As the plane descended and yours truly realized she was probably going to live, she made a comment of relief to her fellow passenger and a joke about sleeping without children. Then, because he made eye contact and laughed, she asked if he had any?
Fellow Passenger: "My two year old daughter just died three months ago. This is my first week back at work."
Friends, what can you say to this? The Matron instantly started to well up.
Fellow Passenger: "Do you want to see a picture?"
He fumbled through his wallet and retrieved an image of a beaming, beautiful toddler with a big bunch of curls and a radiant smile.
Matron: "Oh, I'm so so sorry!! Was this a sudden illness?"
No. It turns out she had a genetic disorder and died at the Mayo Clinic after the bone marrow transplant didn't gel.
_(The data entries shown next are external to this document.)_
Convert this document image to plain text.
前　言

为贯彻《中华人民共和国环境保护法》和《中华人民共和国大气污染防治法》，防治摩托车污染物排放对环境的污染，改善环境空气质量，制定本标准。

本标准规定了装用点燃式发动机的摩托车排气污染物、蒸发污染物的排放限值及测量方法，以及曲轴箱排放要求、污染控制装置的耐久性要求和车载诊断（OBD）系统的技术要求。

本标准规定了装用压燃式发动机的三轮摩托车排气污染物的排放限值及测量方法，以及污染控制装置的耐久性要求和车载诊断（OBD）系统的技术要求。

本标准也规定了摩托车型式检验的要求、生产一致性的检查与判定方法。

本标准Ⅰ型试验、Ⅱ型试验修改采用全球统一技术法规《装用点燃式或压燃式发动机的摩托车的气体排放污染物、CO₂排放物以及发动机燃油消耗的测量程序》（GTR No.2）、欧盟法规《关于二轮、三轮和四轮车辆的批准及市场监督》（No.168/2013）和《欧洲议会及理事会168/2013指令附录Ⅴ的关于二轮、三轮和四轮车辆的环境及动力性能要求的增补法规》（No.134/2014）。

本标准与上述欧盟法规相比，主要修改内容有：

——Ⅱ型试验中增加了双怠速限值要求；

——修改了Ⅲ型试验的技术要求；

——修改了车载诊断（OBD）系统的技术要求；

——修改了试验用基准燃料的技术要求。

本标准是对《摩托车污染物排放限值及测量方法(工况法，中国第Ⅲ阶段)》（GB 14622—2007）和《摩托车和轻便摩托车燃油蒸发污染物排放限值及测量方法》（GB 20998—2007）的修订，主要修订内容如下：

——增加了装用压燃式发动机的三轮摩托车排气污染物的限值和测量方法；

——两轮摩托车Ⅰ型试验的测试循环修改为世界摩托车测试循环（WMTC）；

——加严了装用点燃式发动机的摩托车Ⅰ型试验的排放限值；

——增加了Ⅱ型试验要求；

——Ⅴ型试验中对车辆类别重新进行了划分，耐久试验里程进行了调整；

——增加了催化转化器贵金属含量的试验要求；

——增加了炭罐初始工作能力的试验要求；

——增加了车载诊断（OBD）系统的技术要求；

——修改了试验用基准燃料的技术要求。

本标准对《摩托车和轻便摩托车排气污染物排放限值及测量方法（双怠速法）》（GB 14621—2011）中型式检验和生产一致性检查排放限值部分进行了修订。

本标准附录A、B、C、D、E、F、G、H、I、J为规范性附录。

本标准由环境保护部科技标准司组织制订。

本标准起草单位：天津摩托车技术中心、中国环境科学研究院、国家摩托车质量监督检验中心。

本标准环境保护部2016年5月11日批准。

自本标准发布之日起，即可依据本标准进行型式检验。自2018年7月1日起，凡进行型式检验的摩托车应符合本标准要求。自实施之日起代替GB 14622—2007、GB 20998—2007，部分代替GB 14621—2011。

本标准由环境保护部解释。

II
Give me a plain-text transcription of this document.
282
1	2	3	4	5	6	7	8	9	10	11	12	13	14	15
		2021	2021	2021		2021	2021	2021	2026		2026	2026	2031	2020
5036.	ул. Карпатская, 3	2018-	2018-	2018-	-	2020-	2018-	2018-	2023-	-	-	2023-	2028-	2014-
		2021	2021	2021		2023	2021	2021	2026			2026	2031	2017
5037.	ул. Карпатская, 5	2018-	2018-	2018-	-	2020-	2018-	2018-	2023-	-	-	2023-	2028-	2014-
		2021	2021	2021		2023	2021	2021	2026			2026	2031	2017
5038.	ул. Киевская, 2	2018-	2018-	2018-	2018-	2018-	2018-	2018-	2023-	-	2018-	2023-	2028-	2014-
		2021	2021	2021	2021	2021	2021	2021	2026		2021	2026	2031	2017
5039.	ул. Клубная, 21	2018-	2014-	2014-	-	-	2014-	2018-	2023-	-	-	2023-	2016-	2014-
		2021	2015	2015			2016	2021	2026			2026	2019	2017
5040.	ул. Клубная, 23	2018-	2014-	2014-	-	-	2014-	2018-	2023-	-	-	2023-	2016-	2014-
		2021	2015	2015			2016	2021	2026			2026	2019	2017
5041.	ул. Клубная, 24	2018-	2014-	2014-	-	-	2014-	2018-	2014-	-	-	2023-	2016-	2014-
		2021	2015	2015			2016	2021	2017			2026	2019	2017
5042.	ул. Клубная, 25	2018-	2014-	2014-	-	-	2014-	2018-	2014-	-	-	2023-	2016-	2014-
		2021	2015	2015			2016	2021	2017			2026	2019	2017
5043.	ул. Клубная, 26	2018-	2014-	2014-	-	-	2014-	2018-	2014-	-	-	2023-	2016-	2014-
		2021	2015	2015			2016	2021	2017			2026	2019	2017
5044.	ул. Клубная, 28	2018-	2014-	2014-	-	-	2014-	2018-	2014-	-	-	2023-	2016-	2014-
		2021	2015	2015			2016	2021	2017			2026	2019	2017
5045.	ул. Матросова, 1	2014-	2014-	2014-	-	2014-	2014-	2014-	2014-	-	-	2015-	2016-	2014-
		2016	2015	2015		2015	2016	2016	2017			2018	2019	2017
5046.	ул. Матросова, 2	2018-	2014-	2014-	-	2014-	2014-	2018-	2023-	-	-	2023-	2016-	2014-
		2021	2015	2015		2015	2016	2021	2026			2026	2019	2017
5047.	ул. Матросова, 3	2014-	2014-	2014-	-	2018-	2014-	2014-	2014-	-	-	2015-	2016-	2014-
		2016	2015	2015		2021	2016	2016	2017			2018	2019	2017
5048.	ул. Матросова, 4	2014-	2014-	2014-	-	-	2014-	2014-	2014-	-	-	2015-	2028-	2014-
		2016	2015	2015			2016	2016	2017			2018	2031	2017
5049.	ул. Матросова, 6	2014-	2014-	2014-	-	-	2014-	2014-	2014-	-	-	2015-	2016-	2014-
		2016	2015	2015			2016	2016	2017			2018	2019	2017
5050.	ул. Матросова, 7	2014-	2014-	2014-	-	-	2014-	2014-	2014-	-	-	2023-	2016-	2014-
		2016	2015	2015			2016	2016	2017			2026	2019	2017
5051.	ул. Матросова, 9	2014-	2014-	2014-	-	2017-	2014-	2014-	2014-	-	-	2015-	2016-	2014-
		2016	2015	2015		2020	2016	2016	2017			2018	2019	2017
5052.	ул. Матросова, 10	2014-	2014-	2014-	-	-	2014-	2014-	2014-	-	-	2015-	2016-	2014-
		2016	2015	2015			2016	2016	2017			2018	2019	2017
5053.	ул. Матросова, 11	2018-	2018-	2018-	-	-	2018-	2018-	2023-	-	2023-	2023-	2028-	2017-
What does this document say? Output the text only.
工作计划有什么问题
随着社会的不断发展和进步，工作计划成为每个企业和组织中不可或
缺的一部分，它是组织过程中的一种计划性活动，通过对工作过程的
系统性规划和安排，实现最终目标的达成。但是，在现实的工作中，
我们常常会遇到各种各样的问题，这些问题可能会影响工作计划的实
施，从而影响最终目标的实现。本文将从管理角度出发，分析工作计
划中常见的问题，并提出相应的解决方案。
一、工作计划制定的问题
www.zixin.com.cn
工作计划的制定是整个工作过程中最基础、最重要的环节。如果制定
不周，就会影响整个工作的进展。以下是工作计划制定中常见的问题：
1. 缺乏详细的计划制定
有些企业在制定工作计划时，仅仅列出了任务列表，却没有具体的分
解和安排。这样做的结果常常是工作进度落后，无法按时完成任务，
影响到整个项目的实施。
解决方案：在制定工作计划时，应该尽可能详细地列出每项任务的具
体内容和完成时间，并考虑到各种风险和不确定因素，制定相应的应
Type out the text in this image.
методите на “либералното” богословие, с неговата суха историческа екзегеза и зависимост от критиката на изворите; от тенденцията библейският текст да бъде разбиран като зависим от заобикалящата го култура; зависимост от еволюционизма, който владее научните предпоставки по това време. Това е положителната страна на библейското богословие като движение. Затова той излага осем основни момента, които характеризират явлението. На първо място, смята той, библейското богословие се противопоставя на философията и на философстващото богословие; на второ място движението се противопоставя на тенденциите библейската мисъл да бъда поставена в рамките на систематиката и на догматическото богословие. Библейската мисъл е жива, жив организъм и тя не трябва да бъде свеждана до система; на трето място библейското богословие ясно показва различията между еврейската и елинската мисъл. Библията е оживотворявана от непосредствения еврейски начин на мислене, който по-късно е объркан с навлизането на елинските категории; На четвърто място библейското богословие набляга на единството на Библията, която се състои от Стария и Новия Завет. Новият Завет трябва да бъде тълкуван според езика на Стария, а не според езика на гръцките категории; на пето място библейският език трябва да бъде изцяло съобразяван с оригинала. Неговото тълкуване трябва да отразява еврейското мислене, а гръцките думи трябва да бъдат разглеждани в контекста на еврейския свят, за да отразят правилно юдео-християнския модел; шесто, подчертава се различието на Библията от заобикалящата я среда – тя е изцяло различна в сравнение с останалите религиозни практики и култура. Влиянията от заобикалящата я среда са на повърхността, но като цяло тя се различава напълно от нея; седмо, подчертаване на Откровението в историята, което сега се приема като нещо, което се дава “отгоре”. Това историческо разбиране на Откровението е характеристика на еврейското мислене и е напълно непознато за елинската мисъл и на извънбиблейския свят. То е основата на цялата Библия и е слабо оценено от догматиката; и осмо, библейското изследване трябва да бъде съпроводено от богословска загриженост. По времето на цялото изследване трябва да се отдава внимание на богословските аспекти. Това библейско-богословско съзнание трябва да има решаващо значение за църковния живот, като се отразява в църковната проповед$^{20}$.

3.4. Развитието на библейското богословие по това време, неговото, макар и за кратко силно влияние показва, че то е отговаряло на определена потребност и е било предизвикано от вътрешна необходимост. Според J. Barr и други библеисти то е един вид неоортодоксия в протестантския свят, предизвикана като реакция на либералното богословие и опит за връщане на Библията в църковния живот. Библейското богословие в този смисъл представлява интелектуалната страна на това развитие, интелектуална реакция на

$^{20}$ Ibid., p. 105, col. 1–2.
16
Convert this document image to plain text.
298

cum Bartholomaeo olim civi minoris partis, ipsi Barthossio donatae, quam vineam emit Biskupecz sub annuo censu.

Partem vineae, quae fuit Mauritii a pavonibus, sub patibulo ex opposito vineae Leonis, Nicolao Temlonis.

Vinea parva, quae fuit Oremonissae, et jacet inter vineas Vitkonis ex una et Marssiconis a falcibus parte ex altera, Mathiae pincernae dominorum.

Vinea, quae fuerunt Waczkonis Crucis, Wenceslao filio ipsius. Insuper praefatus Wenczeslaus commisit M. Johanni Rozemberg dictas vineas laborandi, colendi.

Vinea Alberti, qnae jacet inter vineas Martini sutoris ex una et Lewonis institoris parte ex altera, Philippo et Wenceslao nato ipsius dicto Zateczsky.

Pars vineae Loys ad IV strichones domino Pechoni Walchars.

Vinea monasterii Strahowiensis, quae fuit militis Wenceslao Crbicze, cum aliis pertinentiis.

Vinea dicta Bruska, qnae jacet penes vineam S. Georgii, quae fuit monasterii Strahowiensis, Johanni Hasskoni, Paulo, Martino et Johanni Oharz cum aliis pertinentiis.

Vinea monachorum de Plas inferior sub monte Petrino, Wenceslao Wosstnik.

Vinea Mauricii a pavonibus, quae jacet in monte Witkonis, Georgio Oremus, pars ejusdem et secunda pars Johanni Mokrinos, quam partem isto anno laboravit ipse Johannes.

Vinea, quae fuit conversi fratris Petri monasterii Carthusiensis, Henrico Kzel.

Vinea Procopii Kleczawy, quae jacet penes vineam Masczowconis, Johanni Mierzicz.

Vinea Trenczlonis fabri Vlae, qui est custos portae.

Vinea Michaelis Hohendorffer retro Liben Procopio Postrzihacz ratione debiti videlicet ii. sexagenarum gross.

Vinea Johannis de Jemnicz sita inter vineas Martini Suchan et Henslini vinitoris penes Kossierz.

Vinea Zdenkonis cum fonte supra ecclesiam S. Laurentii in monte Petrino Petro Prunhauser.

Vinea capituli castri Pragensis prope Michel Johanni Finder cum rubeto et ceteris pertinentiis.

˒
But the fellow passenger started to cry, just a little bit. He talked about his wife and how she's devastated and about their four year old, who keeps asking when his sister is coming home. By this time, the Matron is also a bona fide puddle and gave up all pretense of not crying.
Not sure what to do, she hugged him. And they both cried a little bit more. She'll always remember that very young man facing tremendous adversity and his willingness to be honest, open and vulnerable even with a complete stranger. May we all find someone in the crowd who will care for us.
11 comments:
This is just heartbreaking. And certainly puts my day in perspective.
Wow, what a day you've had. It's great that he had a kind, receptive ear. No doubt you in some way helped him to come to terms with this.
Tears welling up just reading this. I'm glad that he had you as a seat-mate.
Thank you for sharing this intimate, heart-breaking story. I know you helped him in that moment.
I have tears in my eyes now and have to face the school run with blurry vision. I shall blame the rain.
I hope that young man and his family find some peace.
So tragic. Oh, I wish I could give that poor family some hugs. Sending you some too.
Oof. He lucked out to have you next to him on that trip.
I had one of those encounters...I wrote this about being on the way back from watching my sister die:
On the plane back from Chicago, I got such a funny blessing. There was a lady in the window seat who didn't speak English. Me in the aisle seat, no one in between. I was worried about how I was going to keep from crying for 4 hours. Before we took off, the window lady made a phone call and started crying. I gave her some tissue. I started crying. We smiled weakly at each other. I put the tissue package of the seat between us and we cried whenever we needed to throughout the flight. Row 31, the row of unspoken misery where it is ok to cry. It was such a relief to have that freedom.
Airplanes are funny places
How lucky for him it was that he was next to you. A little human kindness and putting it out there perhaps helped him a little.
Matron you were there in that seat for a reason. It was meant to be.
Thank you for listening to him, thank you for crying with him.